Going to a house on a second date

Anonymous
Yes, yes, I know what this probably means. A man I’ve been talking to and went on a great first date with, invited me to his house for dinner for a second date. I feel comfortable doing so, and I will not sleep with him, and have already hinted to him I won’t. A friend of mine thinks this is lazy and should be taking me out to a restaurant instead on a second date. I personally don’t see the big deal. Thoughts?
Anonymous
It's LAZY for him to cook you dinner? Can't please women these days. You realize it's 10x harder to MAKE DINNER AT HOME than just go out to a restaurant. Perhaps he's a good cook and wants to impress you. Your friends isn't so bright.
Anonymous
I think safety-wise I would not do this. If his plan is to cook a fancy meal for you, it's too soon for that. If his plan is to order pizza or whatever then yes it's lazy. But any way you cut it, men should not invite women to their home when they barely know them unless they are looking to be featured in a Lifetime Movie of the Week.
Anonymous
My now husband kept wanting to cook me dinner, I put him off because I didn’t want to sleep with him. We were a month in before I went over. The meal was amazing. I wasn’t sorry I waited, though.
Anonymous
Anonymous wrote:I think safety-wise I would not do this. If his plan is to cook a fancy meal for you, it's too soon for that. If his plan is to order pizza or whatever then yes it's lazy. But any way you cut it, men should not invite women to their home when they barely know them unless they are looking to be featured in a Lifetime Movie of the Week.


Who says she doesn't know him? They've been talking. They just happen to only have one date. I've spoken to women for weeks or sometimes a few months before going on an format date.
Anonymous
You have been talking a while. You clearly signaled your boundaries.

Him working hard and making a dinner for you gives him a chance to try to impress, and you get all the benefits, plus you leave when you want. Sounds like a normal dating progression to me.

Really not seeing downsides to this.
Anonymous
I hope you don’t end up buried in the backyard.
Anonymous
This is just my experience. I dated a guy that I corresponded with for about a month, then we went on coffee dates, then dinner. Then eventually when I went to his place, he made a comment along the lines of: if you were to scream no one would be able to hear you. Even if it was a joke, it scared me away. And he was right: if I had needed help there actually was nobody there to hear or help me.
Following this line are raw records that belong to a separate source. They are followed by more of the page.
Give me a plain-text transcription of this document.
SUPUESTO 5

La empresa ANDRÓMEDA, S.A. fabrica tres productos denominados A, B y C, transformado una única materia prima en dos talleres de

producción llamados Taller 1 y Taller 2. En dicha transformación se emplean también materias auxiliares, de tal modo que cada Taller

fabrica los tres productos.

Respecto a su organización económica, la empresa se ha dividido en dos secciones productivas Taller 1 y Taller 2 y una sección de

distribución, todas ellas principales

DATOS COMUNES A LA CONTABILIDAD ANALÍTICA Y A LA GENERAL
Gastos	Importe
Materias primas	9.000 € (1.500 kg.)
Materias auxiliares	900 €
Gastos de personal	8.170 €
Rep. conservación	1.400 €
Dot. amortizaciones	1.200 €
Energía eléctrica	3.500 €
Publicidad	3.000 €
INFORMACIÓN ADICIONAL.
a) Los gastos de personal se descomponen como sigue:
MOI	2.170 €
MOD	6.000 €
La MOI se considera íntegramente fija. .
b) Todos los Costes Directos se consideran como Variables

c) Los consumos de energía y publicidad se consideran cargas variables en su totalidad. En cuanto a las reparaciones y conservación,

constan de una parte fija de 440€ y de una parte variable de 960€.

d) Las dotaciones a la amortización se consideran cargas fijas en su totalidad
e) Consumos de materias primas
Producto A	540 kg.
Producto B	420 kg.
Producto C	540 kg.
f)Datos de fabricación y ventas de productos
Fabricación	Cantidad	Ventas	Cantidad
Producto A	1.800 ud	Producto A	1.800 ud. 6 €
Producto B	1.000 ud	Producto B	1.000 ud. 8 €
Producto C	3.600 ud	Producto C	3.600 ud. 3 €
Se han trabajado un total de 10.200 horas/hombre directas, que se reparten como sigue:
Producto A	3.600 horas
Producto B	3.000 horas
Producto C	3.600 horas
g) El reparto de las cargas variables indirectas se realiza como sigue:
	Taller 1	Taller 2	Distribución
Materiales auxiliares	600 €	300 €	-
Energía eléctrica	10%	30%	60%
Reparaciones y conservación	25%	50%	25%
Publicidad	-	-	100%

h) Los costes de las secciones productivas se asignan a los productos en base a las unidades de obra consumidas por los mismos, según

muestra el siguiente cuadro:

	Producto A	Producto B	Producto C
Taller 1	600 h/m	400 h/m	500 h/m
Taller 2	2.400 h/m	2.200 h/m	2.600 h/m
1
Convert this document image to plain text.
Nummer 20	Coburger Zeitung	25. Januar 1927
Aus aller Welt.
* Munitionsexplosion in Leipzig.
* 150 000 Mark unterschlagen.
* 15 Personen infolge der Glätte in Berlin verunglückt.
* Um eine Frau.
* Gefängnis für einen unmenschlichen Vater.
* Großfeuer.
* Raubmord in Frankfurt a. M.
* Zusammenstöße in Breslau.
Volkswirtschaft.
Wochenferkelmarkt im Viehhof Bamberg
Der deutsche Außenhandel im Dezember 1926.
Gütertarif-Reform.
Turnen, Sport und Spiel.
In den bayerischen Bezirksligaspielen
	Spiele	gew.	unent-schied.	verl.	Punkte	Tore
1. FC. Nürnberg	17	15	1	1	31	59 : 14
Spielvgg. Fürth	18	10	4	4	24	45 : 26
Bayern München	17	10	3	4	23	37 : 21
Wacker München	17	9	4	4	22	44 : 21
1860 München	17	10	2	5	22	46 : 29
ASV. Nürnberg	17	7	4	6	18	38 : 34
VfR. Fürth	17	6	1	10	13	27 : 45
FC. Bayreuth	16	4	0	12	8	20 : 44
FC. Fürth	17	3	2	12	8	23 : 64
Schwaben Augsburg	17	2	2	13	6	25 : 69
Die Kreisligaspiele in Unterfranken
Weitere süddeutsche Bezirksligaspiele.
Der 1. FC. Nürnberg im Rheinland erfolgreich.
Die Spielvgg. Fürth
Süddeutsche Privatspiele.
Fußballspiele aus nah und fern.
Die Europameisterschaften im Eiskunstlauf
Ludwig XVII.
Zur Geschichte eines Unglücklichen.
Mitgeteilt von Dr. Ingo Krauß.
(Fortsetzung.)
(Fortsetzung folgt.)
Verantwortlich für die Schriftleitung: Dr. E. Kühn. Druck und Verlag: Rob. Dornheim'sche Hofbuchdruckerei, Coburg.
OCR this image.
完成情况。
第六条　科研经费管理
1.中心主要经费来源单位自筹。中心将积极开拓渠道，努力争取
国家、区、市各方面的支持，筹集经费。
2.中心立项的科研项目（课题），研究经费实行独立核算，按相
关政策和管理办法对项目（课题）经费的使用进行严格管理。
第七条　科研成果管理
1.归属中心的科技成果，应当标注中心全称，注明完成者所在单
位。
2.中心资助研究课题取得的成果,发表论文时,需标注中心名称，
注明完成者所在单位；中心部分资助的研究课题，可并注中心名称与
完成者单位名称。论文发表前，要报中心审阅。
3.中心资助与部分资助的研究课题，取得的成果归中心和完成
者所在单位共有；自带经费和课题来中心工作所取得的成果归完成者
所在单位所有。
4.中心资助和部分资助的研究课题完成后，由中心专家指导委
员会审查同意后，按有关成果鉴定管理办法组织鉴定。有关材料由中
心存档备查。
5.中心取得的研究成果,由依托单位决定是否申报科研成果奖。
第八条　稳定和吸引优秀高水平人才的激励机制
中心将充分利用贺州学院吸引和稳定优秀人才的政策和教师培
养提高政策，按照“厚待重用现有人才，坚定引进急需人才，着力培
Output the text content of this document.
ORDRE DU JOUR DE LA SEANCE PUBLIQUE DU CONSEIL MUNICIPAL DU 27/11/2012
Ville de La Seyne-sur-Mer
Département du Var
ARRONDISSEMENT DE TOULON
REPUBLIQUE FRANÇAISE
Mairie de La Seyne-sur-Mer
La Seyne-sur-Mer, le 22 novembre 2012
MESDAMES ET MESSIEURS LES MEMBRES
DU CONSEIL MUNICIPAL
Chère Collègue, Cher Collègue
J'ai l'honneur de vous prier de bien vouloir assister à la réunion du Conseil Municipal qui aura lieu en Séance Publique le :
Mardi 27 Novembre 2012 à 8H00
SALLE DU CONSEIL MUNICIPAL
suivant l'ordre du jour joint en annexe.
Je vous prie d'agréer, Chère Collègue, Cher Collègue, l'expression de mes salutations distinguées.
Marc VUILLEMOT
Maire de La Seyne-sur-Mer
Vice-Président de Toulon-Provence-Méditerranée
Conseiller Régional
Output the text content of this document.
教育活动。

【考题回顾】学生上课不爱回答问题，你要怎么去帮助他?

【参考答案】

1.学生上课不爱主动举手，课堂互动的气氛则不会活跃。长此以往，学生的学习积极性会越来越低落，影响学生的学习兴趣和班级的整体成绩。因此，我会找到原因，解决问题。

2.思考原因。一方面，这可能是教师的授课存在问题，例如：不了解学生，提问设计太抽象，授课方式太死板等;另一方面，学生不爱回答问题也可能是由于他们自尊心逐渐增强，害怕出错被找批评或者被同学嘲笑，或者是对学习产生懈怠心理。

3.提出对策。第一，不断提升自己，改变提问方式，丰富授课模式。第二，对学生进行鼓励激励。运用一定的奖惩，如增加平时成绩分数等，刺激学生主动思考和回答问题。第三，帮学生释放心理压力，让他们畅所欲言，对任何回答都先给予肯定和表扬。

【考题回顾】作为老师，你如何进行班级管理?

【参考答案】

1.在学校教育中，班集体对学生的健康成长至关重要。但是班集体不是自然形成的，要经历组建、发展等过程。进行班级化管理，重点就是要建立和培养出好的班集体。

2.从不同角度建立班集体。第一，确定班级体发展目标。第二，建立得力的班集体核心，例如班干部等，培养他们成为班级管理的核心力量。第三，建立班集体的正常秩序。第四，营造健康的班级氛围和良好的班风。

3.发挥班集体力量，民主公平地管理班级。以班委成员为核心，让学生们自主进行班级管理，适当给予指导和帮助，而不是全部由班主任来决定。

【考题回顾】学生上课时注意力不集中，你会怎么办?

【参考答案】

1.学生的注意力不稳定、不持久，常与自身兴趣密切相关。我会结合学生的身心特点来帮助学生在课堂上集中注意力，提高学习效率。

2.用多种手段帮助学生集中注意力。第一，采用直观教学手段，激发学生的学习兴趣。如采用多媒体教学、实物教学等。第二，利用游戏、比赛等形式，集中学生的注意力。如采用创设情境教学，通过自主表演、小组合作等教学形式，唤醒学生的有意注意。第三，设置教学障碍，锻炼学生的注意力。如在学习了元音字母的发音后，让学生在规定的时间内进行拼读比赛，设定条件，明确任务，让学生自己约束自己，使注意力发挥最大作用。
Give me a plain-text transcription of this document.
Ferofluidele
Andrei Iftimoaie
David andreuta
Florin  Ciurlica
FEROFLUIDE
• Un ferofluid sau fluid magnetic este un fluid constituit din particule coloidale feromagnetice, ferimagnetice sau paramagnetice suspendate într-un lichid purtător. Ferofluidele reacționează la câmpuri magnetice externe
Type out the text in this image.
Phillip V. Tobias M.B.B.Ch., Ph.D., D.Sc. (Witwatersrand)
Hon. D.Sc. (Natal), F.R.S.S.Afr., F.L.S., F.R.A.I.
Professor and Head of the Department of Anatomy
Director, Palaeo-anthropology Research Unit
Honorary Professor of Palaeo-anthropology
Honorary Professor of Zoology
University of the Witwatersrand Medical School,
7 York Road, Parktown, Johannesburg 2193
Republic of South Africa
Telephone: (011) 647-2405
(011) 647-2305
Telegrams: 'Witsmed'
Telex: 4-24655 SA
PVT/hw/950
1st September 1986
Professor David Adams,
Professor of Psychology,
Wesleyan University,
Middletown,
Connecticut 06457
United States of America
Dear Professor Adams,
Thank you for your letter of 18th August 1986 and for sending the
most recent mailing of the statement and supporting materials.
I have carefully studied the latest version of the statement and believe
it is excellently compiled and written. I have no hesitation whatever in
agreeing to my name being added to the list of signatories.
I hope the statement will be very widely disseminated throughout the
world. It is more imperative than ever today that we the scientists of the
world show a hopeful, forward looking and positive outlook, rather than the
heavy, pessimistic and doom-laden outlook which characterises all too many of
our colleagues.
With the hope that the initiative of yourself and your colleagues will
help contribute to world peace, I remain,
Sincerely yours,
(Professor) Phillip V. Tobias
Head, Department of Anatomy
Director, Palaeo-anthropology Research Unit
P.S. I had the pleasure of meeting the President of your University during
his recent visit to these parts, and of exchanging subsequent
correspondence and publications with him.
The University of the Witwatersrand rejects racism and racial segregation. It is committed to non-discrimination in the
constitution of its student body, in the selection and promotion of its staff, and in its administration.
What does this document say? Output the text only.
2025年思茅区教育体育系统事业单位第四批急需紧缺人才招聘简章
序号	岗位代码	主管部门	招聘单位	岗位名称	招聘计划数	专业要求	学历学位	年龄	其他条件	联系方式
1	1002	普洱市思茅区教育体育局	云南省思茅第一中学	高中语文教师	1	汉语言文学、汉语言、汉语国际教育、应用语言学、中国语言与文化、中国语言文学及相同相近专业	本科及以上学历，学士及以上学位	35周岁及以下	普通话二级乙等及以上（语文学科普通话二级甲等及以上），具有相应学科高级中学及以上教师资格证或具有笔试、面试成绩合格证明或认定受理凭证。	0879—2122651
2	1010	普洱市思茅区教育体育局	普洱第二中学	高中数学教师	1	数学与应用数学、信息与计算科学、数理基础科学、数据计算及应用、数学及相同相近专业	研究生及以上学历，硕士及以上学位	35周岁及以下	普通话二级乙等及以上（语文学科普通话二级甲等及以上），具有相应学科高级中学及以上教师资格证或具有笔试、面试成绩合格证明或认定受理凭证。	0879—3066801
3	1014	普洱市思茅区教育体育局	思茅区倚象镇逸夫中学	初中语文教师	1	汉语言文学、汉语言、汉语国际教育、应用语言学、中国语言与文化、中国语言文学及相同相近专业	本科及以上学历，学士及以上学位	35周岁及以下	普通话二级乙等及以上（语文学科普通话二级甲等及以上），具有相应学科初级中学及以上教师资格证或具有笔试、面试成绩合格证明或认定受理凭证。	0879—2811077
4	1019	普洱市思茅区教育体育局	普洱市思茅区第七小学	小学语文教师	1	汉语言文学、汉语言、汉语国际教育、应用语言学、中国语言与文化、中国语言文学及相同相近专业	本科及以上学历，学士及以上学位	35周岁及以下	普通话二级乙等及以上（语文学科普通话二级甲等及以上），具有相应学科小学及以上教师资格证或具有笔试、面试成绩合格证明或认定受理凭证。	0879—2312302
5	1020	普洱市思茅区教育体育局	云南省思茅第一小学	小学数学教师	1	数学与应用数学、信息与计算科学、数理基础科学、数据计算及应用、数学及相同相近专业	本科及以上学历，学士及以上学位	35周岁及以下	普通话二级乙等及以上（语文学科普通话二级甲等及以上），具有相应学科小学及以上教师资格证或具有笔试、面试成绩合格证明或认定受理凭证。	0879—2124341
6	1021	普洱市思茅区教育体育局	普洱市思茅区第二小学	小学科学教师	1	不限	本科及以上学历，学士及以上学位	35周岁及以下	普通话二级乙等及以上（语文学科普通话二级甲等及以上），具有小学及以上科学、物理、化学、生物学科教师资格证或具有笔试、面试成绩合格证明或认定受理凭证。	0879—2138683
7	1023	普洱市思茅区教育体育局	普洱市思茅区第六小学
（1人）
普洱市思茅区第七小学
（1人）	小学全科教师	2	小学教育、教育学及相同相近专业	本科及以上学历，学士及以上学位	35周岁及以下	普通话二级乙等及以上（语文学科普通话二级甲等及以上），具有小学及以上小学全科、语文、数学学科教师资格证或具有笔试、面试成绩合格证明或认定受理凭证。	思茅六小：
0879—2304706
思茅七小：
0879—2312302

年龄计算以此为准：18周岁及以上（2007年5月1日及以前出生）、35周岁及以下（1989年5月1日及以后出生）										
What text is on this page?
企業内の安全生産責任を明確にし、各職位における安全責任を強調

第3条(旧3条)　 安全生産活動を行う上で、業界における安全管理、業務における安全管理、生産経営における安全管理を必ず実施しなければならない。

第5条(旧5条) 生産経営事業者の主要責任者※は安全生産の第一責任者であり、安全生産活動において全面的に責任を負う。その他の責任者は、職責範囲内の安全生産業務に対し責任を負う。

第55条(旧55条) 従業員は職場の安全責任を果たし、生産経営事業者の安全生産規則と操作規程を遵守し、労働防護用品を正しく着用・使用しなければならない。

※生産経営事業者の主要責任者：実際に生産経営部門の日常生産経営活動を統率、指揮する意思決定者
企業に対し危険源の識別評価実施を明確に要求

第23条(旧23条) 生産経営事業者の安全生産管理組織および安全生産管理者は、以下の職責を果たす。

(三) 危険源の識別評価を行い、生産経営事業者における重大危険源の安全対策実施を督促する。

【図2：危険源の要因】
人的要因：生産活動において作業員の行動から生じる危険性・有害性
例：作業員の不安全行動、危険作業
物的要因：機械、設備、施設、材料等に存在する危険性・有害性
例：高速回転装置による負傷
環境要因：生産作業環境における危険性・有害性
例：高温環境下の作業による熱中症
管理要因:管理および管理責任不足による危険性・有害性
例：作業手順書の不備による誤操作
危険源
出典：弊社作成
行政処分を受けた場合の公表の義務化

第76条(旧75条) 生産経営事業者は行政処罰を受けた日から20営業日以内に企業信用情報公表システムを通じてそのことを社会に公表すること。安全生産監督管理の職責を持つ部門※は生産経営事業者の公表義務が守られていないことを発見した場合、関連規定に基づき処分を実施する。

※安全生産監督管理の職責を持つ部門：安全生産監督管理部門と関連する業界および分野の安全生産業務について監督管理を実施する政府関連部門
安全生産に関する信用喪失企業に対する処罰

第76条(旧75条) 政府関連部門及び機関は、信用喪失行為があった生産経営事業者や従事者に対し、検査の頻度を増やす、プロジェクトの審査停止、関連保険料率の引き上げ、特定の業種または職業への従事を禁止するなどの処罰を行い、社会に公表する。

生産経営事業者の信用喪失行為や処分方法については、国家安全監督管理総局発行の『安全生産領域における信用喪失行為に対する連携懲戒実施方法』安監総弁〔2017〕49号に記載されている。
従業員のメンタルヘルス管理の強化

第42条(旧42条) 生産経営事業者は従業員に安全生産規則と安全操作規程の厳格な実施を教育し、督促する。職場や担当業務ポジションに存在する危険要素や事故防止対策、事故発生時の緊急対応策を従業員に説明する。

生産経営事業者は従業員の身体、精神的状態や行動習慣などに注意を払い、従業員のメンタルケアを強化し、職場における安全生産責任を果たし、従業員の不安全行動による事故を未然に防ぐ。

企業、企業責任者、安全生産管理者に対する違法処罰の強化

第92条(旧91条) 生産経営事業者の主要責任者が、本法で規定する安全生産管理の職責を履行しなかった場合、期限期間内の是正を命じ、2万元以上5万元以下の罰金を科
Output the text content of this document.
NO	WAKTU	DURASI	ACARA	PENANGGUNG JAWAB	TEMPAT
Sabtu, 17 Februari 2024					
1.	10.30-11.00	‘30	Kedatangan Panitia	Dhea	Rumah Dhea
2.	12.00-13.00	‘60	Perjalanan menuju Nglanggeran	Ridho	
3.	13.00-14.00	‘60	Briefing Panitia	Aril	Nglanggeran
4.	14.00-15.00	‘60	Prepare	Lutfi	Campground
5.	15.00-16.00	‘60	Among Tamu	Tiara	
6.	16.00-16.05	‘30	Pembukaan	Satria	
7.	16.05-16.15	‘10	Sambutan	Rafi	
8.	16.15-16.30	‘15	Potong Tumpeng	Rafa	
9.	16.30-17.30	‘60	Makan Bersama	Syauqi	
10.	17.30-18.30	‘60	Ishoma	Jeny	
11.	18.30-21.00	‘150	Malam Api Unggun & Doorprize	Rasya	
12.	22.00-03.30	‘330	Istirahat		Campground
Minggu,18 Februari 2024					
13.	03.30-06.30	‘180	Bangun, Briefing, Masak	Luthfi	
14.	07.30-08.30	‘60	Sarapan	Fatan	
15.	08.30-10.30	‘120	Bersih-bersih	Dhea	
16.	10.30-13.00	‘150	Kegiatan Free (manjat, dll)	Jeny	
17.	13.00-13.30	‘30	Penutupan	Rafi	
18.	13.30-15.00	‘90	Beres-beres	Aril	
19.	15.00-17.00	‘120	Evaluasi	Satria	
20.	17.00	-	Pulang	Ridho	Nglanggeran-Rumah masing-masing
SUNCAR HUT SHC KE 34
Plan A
I guess proceed with caution OP. If you do go, keep you cell phone on and handy. Let someone know where you’ll be and set up a check in time with them, just in case.
Anonymous
If you are in his house he is expecting sex. He thinks hints are playing hard to get.
Anonymous
Back in the stone ages when I was dating, my standard third date was to cook dinner. I can honestly say that I never expected sex (though it did happen on occasion). It was just a chance to show off. At least 25 years ago, women ere inordinately impressed by a guy who is a good cook, particularly if they *aren't * good cooks.
Anonymous
Anonymous wrote:Back in the stone ages when I was dating, my standard third date was to cook dinner. I can honestly say that I never expected sex (though it did happen on occasion). It was just a chance to show off. At least 25 years ago, women ere inordinately impressed by a guy who is a good cook, particularly if they *aren't * good cooks.


Men cannot cook, generally.
Anonymous
Anonymous wrote:This is just my experience. I dated a guy that I corresponded with for about a month, then we went on coffee dates, then dinner. Then eventually when I went to his place, he made a comment along the lines of: if you were to scream no one would be able to hear you. Even if it was a joke, it scared me away. And he was right: if I had needed help there actually was nobody there to hear or help me.

I guess proceed with caution OP. If you do go, keep you cell phone on and handy. Let someone know where you’ll be and set up a check in time with them, just in case.


OP here- HELLLLL no, if anyone ever said something along the lines of that, I’m done. Not funny.

I always let a friend know where the address is. I don’t get bad vibes at all, and feel pretty comfortable.
Anonymous
Anonymous wrote:If you are in his house he is expecting sex. He thinks hints are playing hard to get.


This. Obviously.
Anonymous
Anonymous wrote:
Anonymous wrote:Back in the stone ages when I was dating, my standard third date was to cook dinner. I can honestly say that I never expected sex (though it did happen on occasion). It was just a chance to show off. At least 25 years ago, women ere inordinately impressed by a guy who is a good cook, particularly if they *aren't * good cooks.


Men cannot cook, generally.


This is spectacularly false.
Anonymous
I sort of understand your friend , it seems like he's working you into the Netflix and chill lane.
This may or may not be accurate, but that's probably what she's thinking.
Go if you want to and feel safe enough to do so.